Reformierung des Wohngeldgesetzes

04.01.2016

Seit 1. Januar 2016 ist die Änderung des Wohngeldgesetzes in Kraft. Was sich ändert und wann ein neuer Wohngeldantrag gestellt werden muss, kann folgend nachgelesen werden. Antragsteller wurden bereits seit Oktober 2015 mit einem Beiblatt zur Wohngeldreform informiert.

Seit 1. Januar 2016 ist die Änderung des Wohngeldgesetzes (WoGG) in Kraft. Seit Oktober erhalten bereits alle Antragsteller mit ihren Wohngeldbescheiden, die bis ins Jahr 2016 erteilt werden, ein Beiblatt mit Hinweisen zur Wohngeldreform. Bei abgelehnten Anträgen wird in der Regel ein Hinweis zur Möglichkeit eines Neuantrages ab Januar 2016 beigefügt.

Was ändert sich mit der Wohngeldreform?
Ziel der Wohngeldreform ist, das Leistungsniveau im Wohngeld mittels einer Anpassung an die Entwicklung der Mieten und Einkommen wieder anzuheben. Neben der Anpassung der Höhe der Wohngeldbeträge allgemein werden sich im Zuge der Wohngeldnovellierung besonders Änderungen bei den zu gewährenden Freibeträgen ergeben. Im Zuge der Gesetzesänderung werden unter anderem die Höchstbeträge für Miete und Belastung angepasst.  Neue Ansprüche entstehen beispielsweise durch den Wechsel bisheriger Transferleistungsempfänger (Empfänger von Grundsicherung im Alter und Erwerbsminderung, Arbeitslosengeld II,…) ins Wohngeld und für diejenigen Haushalte, deren Einkommen bislang die Grenzen für einen Wohngeldanspruch geringfügig überschritten haben. Vor allem sollen Familien, Alleinerziehende und Rentner von der Leistungserhöhung profitieren.

Beratung zum Wohngeld
Von der Nutzung eines sogenannten „Wohngeldrechners“ im Internet wird abgeraten.

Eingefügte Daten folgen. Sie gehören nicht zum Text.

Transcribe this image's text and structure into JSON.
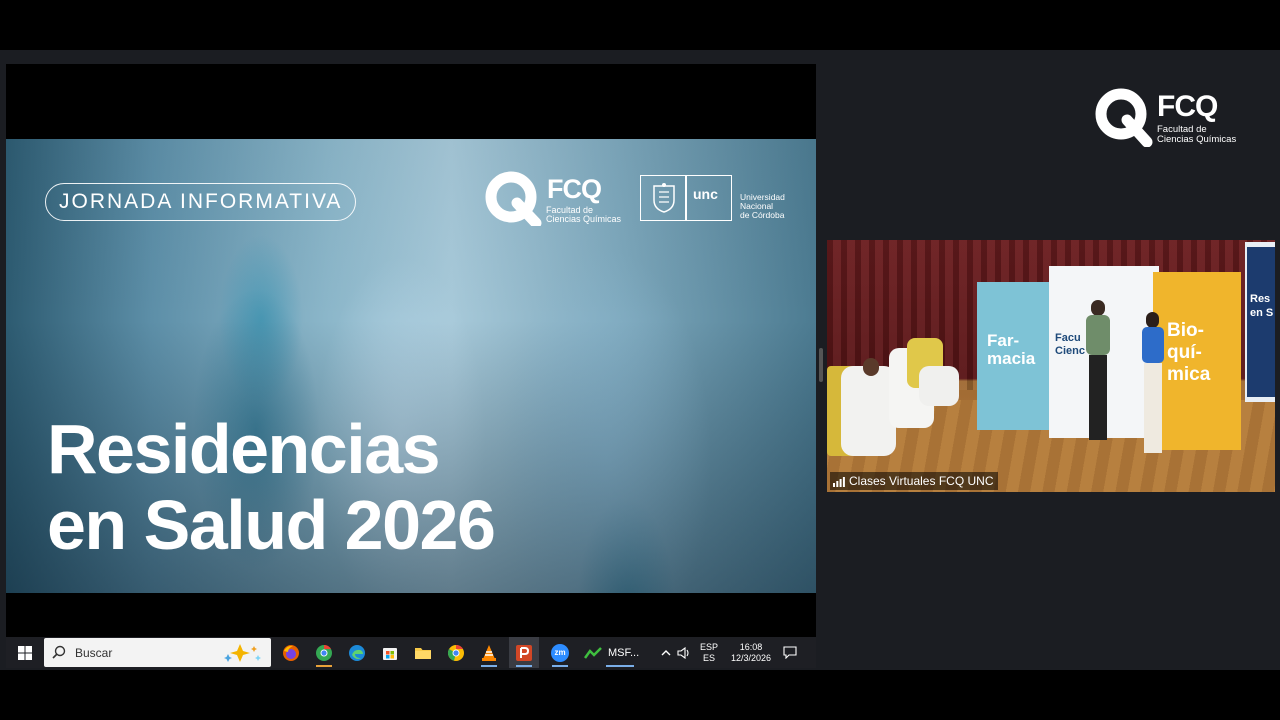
{
  "slide": {
    "tag": "JORNADA INFORMATIVA",
    "title_line1": "Residencias",
    "title_line2": "en Salud 2026",
    "logo_fcq": {
      "name": "FCQ",
      "line1": "Facultad de",
      "line2": "Ciencias Químicas"
    },
    "logo_unc": {
      "mark": "unc",
      "line1": "Universidad",
      "line2": "Nacional",
      "line3": "de Córdoba"
    }
  },
  "taskbar": {
    "search_placeholder": "Buscar",
    "apps": [
      "firefox-icon",
      "chrome-beta-icon",
      "edge-icon",
      "store-icon",
      "file-explorer-icon",
      "chrome-icon",
      "vlc-icon",
      "powerpoint-icon",
      "zoom-icon",
      "msf-icon"
    ],
    "zoom_label": "zm",
    "msf_label": "MSF...",
    "language_line1": "ESP",
    "language_line2": "ES",
    "time": "16:08",
    "date": "12/3/2026"
  },
  "brand": {
    "name": "FCQ",
    "line1": "Facultad de",
    "line2": "Ciencias Químicas"
  },
  "camera": {
    "label": "Clases Virtuales FCQ UNC",
    "banners": {
      "farmacia": "Far-\nmacia",
      "bioquimica": "Bio-\nquí-\nmica",
      "facultad": "Facu\nCienc",
      "screen_text": "Res\nen S"
    }
  },
  "colors": {
    "background": "#1b1d22",
    "taskbar": "#1e1f24",
    "banner_blue": "#7ec3d6",
    "banner_yellow": "#f0b52c"
  }
}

Die Erfahrungen zeigen, dass durchaus spezielle wohngeld-rechtliche Kenntnisse notwendig sind, um hierbei den korrekten Wohngeldanspruch zu ermitteln. Es sollte vielmehr das persönliche Gespräch mit den Mitarbeitern der Wohngeldbehörde gesucht werden, um sich individuell beraten zu lassen. Die Sprechzeiten des Landratsamtes und die Sprechzeiten der Servicestellen in Döbeln und Freiberg sind immer aktuell im Internetauftritt des Landkreises unter www.landkreis-mittelsachsen.de eingepflegt oder können erfragt werden unter Telefon 03731 799-6445.

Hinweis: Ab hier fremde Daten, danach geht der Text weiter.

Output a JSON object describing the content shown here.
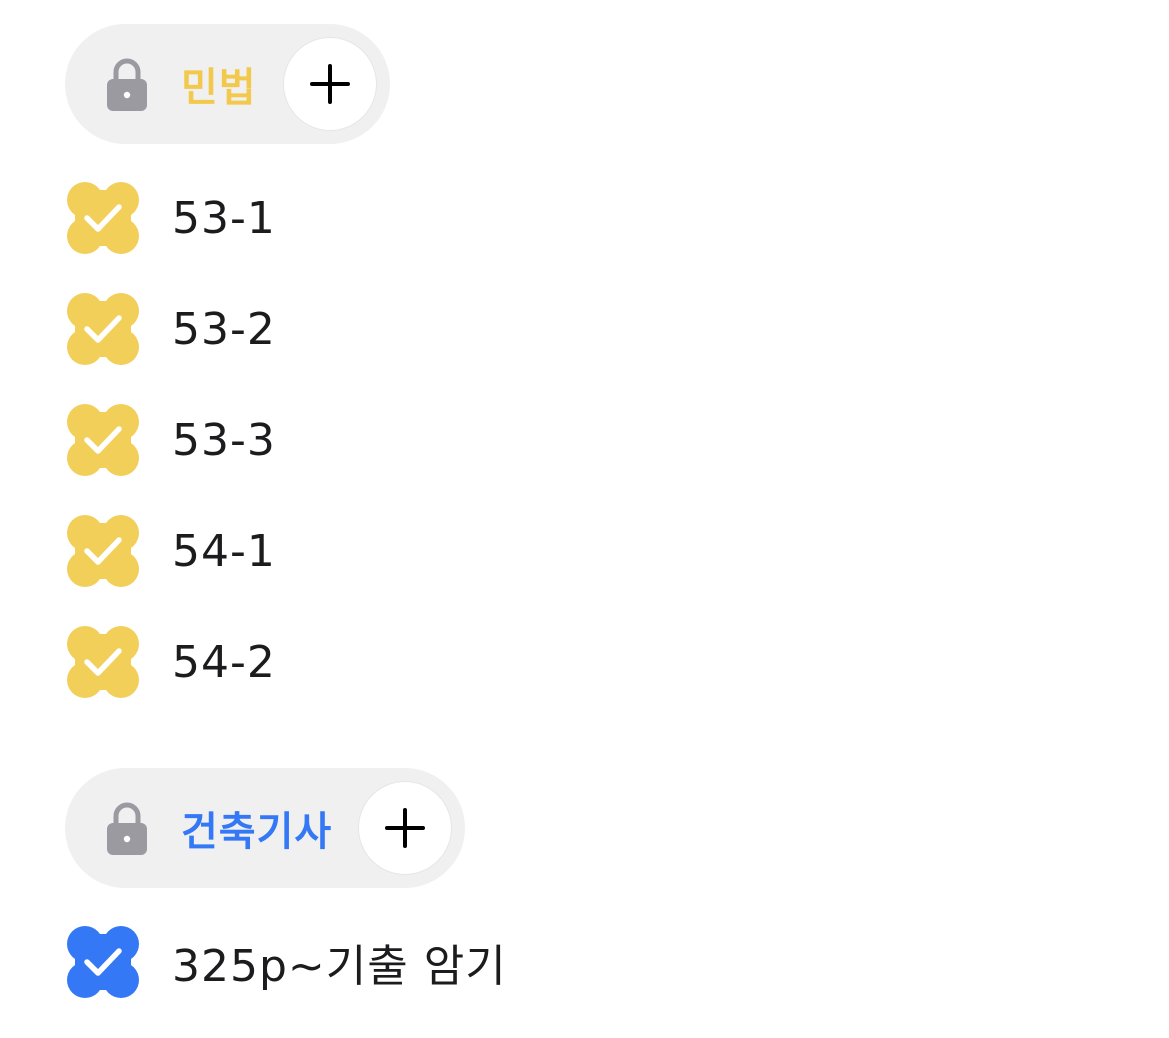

Hinweis: Für Antragsteller aus den Städten Döbeln und Freiberg sind die Wohngeldbehörden dieser Stadtverwaltungen zuständig.

Muss ab 1. Januar 2016 ein neuer Antrag auf Wohngeld gestellt werden?
Bei bereits im Jahr 2015 erlassenen Bewilligungsbescheiden, in denen der Bewilligungszeitraum zum Teil im Jahr 2016 liegt, werden diese von Amts wegen geprüft, ob sich in 2016 ein höheres Wohngeld errechnet. Diejenigen brauchen für die Überprüfung keinen gesonderten Antrag stellen. Errechnet sich ab 1. Januar 2016 ein höherer Anspruch, wird ein neuer Bescheid erteilt. Bleibt der Anspruch gleich hoch oder würde sich der Anspruch verringern, bleibt es bei dem bereits bewilligten Wohngeldbetrag. Auch in diesen Fällen wird ein neuer Bescheid zugesandt.

Wo sind Wohngeldanträge erhältlich?
Die Anträge auf Wohngeld und die erforderlichen zusätzlichen Fragebögen und Formulare sind sowohl im Landratsamt Mittelsachsen als auch in allen Stadt- und Gemeindeverwaltungen des Landkreises erhältlich. Es ist auch möglich, die ausgefüllten Anträge in den Stadt- und Gemeindeverwaltungen zur Weiterleitung an das Landratsamt abzugeben. 

Aktuelle Informationen beziehungsweise ein ausführliches Merkblatt sind im Internetauftritt des Landkreises abrufbar.